Let’s Talk Parentification

“That is not your job🤎”- a sentence I find myself repeating often in my therapy sessions

Parentification can show up in any family, at any time, anywhere in the world. Parentification occurs when a caregiver relies on their child to support them indefinitely without sufficient reciprocity.

Generally, there are two types of parentification
1- Emotional Parentification- A child becomes the parent’s therapist, emotional support, or confidant. This can sometimes appear as the child is being treated emotionally like the caregiver’s partner. The caregiver might talk to the child about their frustrations, complain about relationships, cry or even hurt or threaten to hurt themselves in front of the child.
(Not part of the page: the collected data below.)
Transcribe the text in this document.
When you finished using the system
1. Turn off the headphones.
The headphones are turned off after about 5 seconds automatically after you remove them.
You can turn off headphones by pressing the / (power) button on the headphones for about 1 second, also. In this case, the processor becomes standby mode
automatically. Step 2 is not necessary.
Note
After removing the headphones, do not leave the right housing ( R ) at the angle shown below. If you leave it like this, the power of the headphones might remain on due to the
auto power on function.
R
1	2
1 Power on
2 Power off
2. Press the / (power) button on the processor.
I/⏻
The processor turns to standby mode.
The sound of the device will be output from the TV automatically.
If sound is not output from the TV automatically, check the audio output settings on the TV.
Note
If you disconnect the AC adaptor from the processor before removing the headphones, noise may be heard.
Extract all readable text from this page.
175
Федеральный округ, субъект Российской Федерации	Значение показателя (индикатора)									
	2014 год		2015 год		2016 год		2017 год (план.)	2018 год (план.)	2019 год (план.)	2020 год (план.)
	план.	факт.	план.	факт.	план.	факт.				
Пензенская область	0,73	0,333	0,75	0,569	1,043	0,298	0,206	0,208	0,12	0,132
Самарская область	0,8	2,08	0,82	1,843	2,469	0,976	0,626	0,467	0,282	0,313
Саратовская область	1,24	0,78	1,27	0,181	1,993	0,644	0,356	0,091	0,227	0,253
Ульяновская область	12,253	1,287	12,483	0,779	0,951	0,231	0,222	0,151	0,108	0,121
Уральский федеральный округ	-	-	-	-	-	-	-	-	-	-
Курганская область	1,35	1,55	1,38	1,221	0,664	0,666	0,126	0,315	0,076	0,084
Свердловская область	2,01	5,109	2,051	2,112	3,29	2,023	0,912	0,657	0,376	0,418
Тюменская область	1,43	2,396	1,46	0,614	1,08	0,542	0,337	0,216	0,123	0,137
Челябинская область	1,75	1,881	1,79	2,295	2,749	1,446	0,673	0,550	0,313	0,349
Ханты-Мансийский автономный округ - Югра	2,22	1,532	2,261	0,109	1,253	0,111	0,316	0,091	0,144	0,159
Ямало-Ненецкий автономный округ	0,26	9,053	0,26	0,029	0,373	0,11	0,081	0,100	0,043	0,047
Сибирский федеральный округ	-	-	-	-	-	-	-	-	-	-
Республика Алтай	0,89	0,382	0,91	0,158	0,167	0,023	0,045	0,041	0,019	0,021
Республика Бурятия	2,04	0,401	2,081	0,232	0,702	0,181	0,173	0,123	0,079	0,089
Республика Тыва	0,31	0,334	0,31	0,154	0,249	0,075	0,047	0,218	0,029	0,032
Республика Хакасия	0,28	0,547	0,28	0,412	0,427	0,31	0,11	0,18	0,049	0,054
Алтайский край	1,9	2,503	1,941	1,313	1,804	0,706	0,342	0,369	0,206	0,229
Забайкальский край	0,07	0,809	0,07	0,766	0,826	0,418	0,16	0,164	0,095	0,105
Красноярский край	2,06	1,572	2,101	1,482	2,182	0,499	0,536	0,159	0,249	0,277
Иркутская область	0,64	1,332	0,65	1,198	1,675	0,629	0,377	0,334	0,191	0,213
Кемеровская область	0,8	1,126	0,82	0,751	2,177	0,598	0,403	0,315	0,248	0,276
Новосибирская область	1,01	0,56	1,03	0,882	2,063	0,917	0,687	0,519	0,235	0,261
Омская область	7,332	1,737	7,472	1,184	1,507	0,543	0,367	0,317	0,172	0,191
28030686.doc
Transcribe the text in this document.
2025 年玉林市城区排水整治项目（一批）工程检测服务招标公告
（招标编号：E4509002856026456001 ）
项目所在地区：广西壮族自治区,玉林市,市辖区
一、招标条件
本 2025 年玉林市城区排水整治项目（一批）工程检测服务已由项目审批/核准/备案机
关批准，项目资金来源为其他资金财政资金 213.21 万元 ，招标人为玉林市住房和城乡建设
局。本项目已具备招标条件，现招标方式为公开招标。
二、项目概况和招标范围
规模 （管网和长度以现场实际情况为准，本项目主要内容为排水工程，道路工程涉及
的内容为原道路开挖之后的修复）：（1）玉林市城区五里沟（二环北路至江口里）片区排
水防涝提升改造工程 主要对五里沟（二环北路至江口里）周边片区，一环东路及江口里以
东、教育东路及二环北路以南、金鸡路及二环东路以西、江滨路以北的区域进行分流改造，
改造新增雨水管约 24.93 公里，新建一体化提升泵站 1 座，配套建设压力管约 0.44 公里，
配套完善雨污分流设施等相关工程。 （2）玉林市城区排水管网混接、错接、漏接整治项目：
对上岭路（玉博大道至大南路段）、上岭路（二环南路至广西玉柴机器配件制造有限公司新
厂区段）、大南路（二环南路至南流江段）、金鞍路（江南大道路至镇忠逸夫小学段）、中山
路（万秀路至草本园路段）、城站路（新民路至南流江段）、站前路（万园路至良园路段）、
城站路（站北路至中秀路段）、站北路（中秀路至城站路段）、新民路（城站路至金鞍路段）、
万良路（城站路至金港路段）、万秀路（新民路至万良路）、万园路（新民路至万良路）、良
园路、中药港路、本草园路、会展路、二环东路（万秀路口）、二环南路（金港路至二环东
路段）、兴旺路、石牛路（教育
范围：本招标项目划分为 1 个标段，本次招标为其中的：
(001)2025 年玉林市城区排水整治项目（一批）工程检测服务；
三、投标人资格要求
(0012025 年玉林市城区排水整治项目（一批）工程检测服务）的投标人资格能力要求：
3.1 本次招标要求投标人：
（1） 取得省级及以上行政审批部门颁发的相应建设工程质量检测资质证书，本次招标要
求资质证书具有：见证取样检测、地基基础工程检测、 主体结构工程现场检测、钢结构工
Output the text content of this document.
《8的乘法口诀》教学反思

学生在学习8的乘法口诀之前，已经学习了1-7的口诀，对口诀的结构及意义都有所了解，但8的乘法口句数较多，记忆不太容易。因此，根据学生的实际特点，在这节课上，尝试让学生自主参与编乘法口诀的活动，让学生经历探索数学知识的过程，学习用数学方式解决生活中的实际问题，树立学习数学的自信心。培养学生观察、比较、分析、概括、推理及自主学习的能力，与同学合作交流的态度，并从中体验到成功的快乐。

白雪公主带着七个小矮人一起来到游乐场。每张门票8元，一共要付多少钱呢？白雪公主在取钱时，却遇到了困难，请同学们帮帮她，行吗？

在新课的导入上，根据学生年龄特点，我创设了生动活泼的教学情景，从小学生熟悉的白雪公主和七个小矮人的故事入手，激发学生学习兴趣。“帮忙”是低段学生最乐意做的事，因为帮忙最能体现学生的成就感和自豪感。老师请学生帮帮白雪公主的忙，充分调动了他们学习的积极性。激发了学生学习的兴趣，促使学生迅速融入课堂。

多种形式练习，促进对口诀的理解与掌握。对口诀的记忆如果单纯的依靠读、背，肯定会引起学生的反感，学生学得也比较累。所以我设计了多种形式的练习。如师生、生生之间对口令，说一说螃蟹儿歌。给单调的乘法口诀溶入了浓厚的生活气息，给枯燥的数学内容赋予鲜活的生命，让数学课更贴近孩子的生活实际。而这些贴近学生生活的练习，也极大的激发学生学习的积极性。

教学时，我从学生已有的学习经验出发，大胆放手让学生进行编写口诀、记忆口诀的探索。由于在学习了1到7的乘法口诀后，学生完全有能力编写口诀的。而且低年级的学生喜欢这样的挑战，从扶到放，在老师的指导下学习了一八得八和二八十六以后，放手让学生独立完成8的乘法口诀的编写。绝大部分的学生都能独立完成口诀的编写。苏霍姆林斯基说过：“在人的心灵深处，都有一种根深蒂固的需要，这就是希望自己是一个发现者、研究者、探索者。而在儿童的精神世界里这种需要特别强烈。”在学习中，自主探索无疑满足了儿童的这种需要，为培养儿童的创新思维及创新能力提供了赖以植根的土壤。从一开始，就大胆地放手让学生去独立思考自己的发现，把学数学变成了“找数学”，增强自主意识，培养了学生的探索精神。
Emotional parentification often occurs in families where the caregiver(s) are struggling with mental illness or attachment trauma (see my post on attachment).

2- Instrumental Parentification- A child participates in functional responsibilities like physical labour, support of the home (cooking, taking care of siblings beyond age-appropriate care, grocery shopping, financial assistance and other adult responsibilities

Some of the situations that parentification can arise from include:
-Divorce
-Caregiver’s struggling with mental illness
-Caregiver’s attachment trauma
-Death of a caregiver or sibling
-Caregiver struggling with substance use
-Chronic disease or disability of one or both caregivers, or a sibling
-Physically abusive relationship between caregivers
-Physically or sexually abusive caregiver/child relationship

Parentification can often be masked as a child who is seen by others as extremely mature or independent for their age; however, research states that it can have far-reaching negative psychological effects.